Guideline-Based Recommendations

Diagnosis

  • Perform comprehensive clinical and radiological evaluation including MRI and CT scans for suspected CNS tumors in NS patients.
  • Utilize whole exome sequencing (WES) and RNA sequencing to identify germline PTPN11 mutations and somatic FGFR1 alterations.
  • Apply DNA methylation profiling for tumor classification and confirmation using CNS tumor methylation classifier with a calibrated score cutoff of 0.9.

Management

  • Consider FGFR1-targeted therapies as potential treatment options given the molecular findings.
  • Implement multidisciplinary care involving pediatric neuro-oncology, genetics, and pathology teams.
  • Longitudinal clinical follow-up to monitor tumor progression and treatment response.

Monitoring & Follow-up

  • Regular neuroimaging surveillance with MRI to detect multifocal tumor involvement and assess treatment efficacy.
  • Genetic counseling and monitoring for other RASopathy-related manifestations.
  • Track clinical outcomes and survival longitudinally to inform prognosis.

Risks

  • Increased risk of multifocal low-grade gliomas in NS patients with PTPN11 mutations.
  • Potential for tumor progression or multifocal disease complicating management.
  • Limited large-scale data necessitates cautious interpretation and individualized patient care.

Patient & Prescribing Data

Pediatric patients with Noonan Syndrome harboring PTPN11 germline mutations and CNS low-grade tumors.

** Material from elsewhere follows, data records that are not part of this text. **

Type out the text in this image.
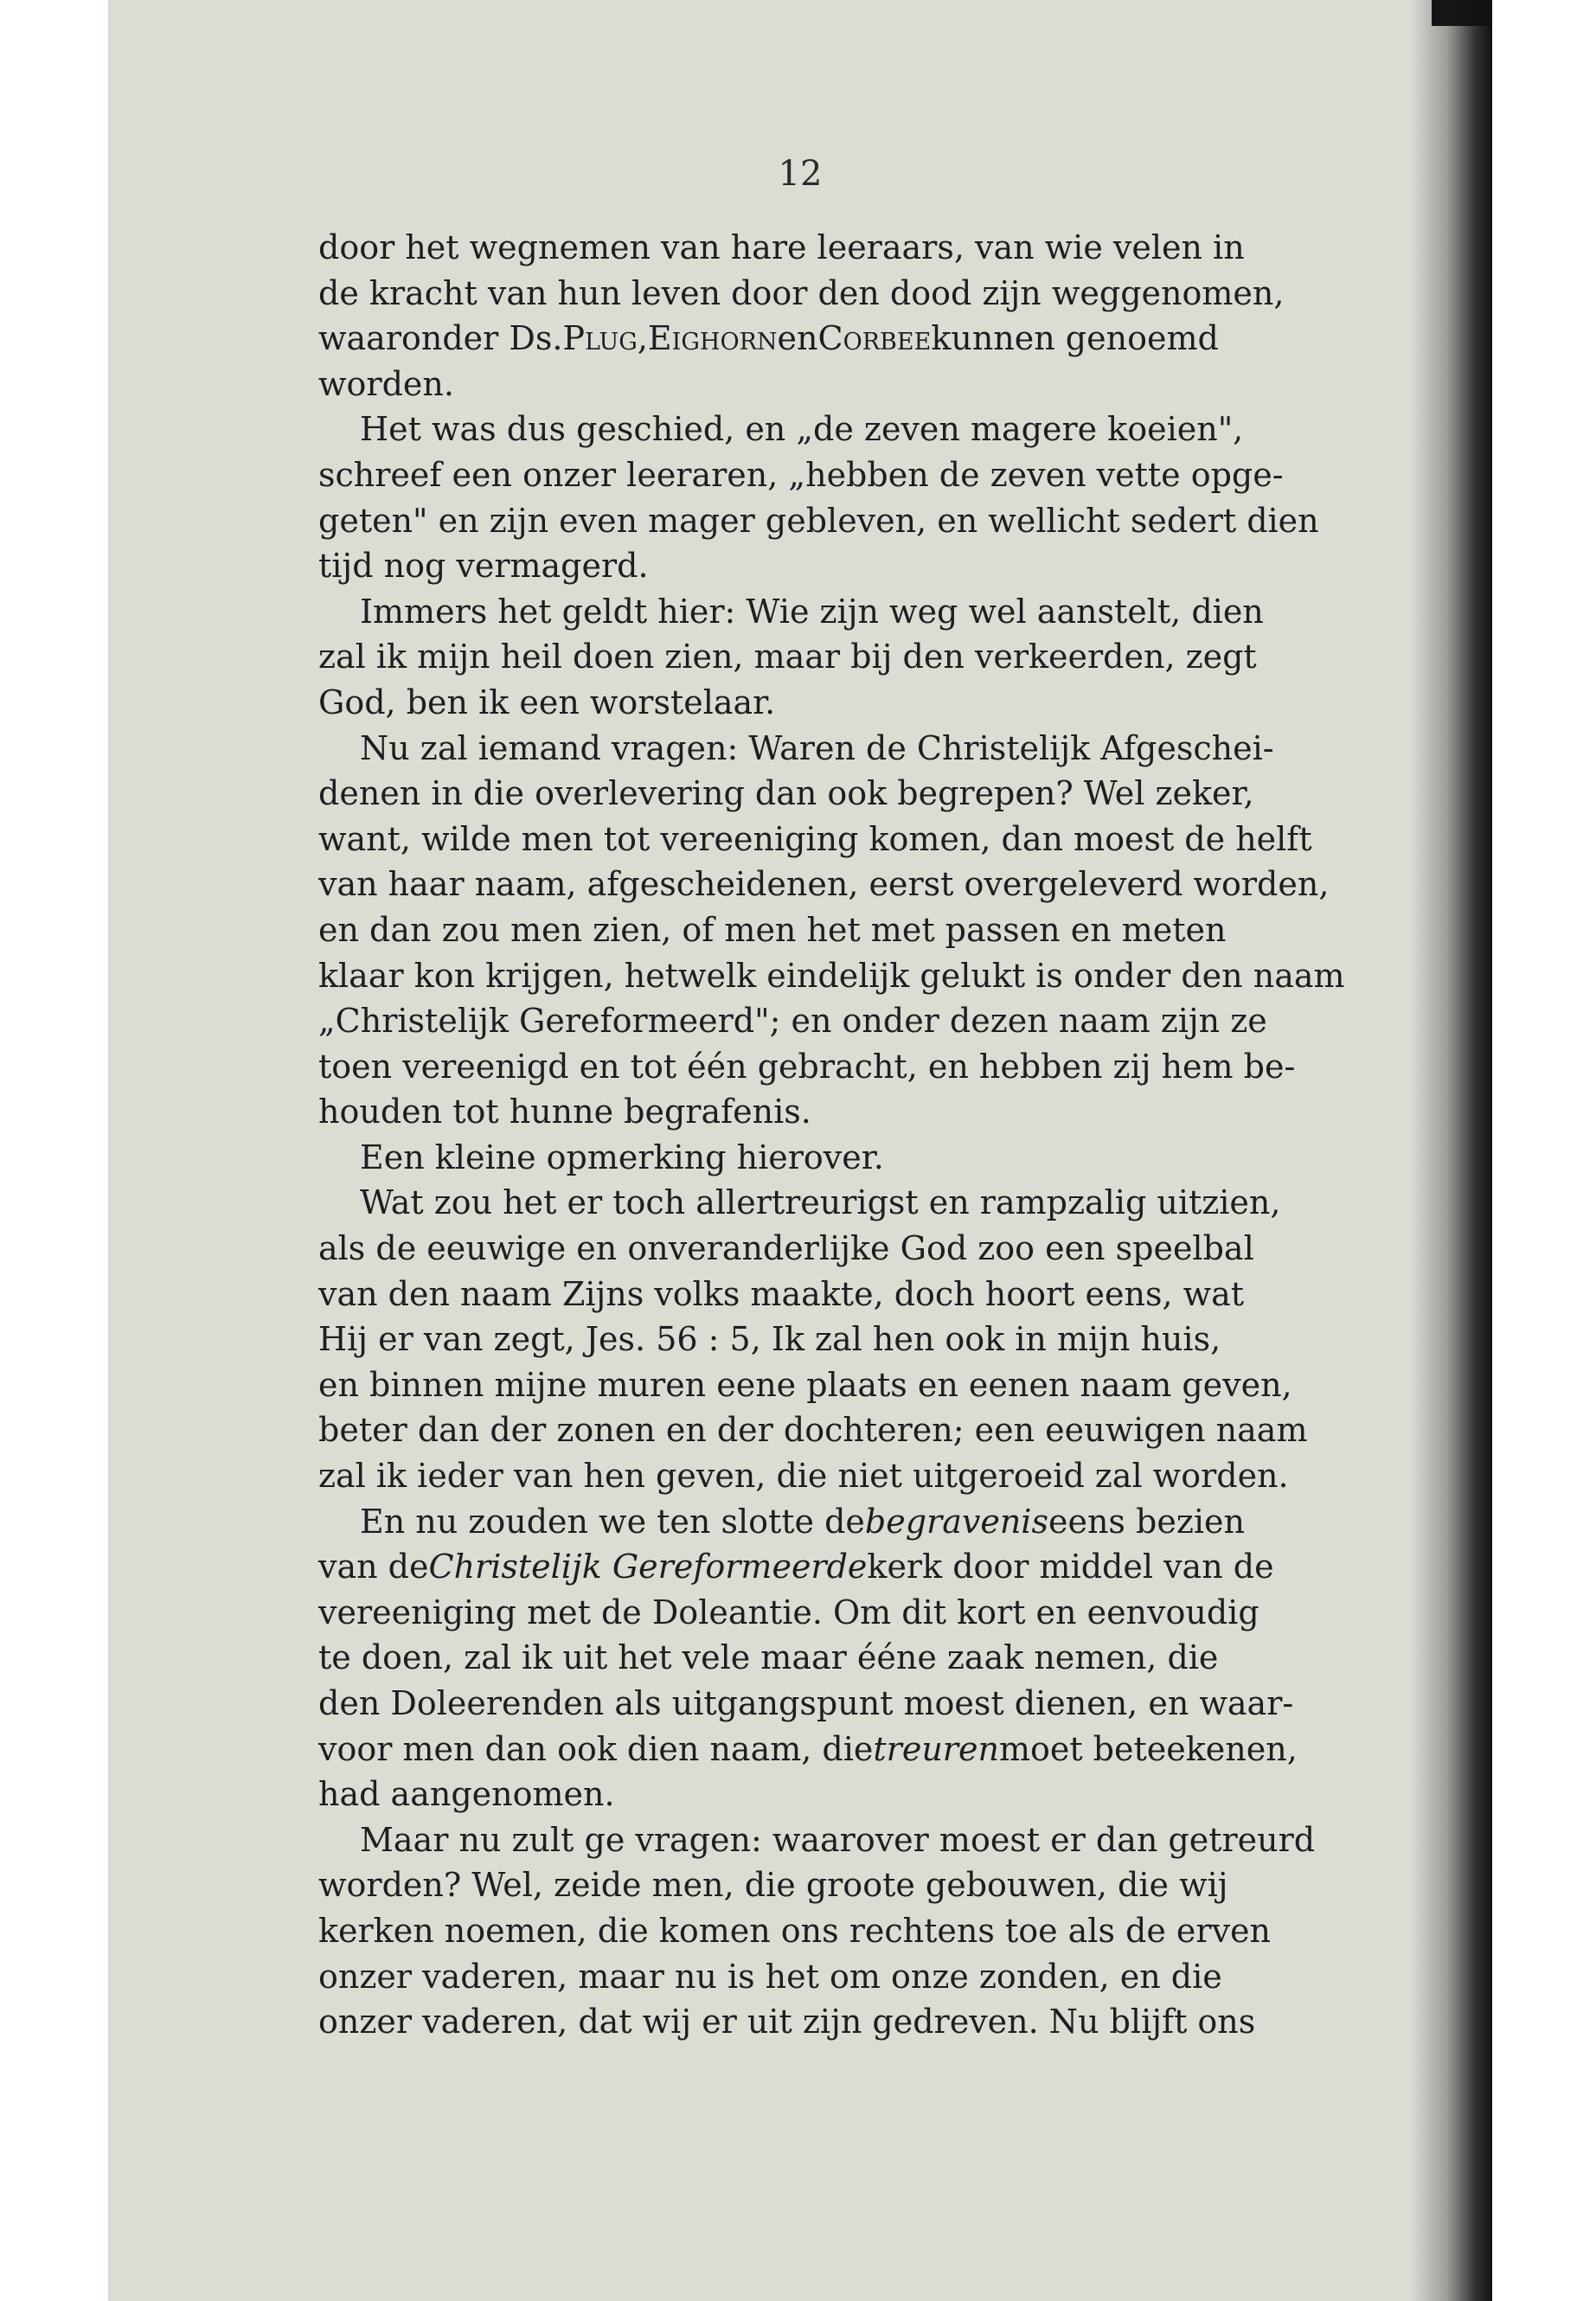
12
door het wegnemen van hare leeraars, van wie velen in
de kracht van hun leven door den dood zijn weggenomen,
waaronder Ds.Plug,EighornenCorbeekunnen genoemd
worden.
Het was dus geschied, en „de zeven magere koeien",
schreef een onzer leeraren, „hebben de zeven vette opge-
geten" en zijn even mager gebleven, en wellicht sedert dien
tijd nog vermagerd.
Immers het geldt hier: Wie zijn weg wel aanstelt, dien
zal ik mijn heil doen zien, maar bij den verkeerden, zegt
God, ben ik een worstelaar.
Nu zal iemand vragen: Waren de Christelijk Afgeschei-
denen in die overlevering dan ook begrepen? Wel zeker,
want, wilde men tot vereeniging komen, dan moest de helft
van haar naam, afgescheidenen, eerst overgeleverd worden,
en dan zou men zien, of men het met passen en meten
klaar kon krijgen, hetwelk eindelijk gelukt is onder den naam
„Christelijk Gereformeerd"; en onder dezen naam zijn ze
toen vereenigd en tot één gebracht, en hebben zij hem be-
houden tot hunne begrafenis.
Een kleine opmerking hierover.
Wat zou het er toch allertreurigst en rampzalig uitzien,
als de eeuwige en onveranderlijke God zoo een speelbal
van den naam Zijns volks maakte, doch hoort eens, wat
Hij er van zegt, Jes. 56 : 5, Ik zal hen ook in mijn huis,
en binnen mijne muren eene plaats en eenen naam geven,
beter dan der zonen en der dochteren; een eeuwigen naam
zal ik ieder van hen geven, die niet uitgeroeid zal worden.
En nu zouden we ten slotte debegraveniseens bezien
van deChristelijk Gereformeerdekerk door middel van de
vereeniging met de Doleantie. Om dit kort en eenvoudig
te doen, zal ik uit het vele maar ééne zaak nemen, die
den Doleerenden als uitgangspunt moest dienen, en waar-
voor men dan ook dien naam, dietreurenmoet beteekenen,
had aangenomen.
Maar nu zult ge vragen: waarover moest er dan getreurd
worden? Wel, zeide men, die groote gebouwen, die wij
kerken noemen, die komen ons rechtens toe als de erven
onzer vaderen, maar nu is het om onze zonden, en die
onzer vaderen, dat wij er uit zijn gedreven. Nu blijft ons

Emerging evidence supports exploration of FGFR1-targeted therapies due to frequent somatic FGFR1 alterations in tumors; however, clinical trial data are pending.

Clinical Best Practices

  • Obtain informed consent and assent according to institutional standards for genetic and tumor studies.
  • Use centralized radiological review by experienced pediatric neuro-oncologists for accurate tumor assessment.
  • Integrate molecular diagnostics including WES, RNA sequencing, and methylation profiling into routine evaluation of NS-associated CNS tumors.
  • Collaborate across institutions to build larger cohorts for improved understanding of NS tumorigenesis and outcomes.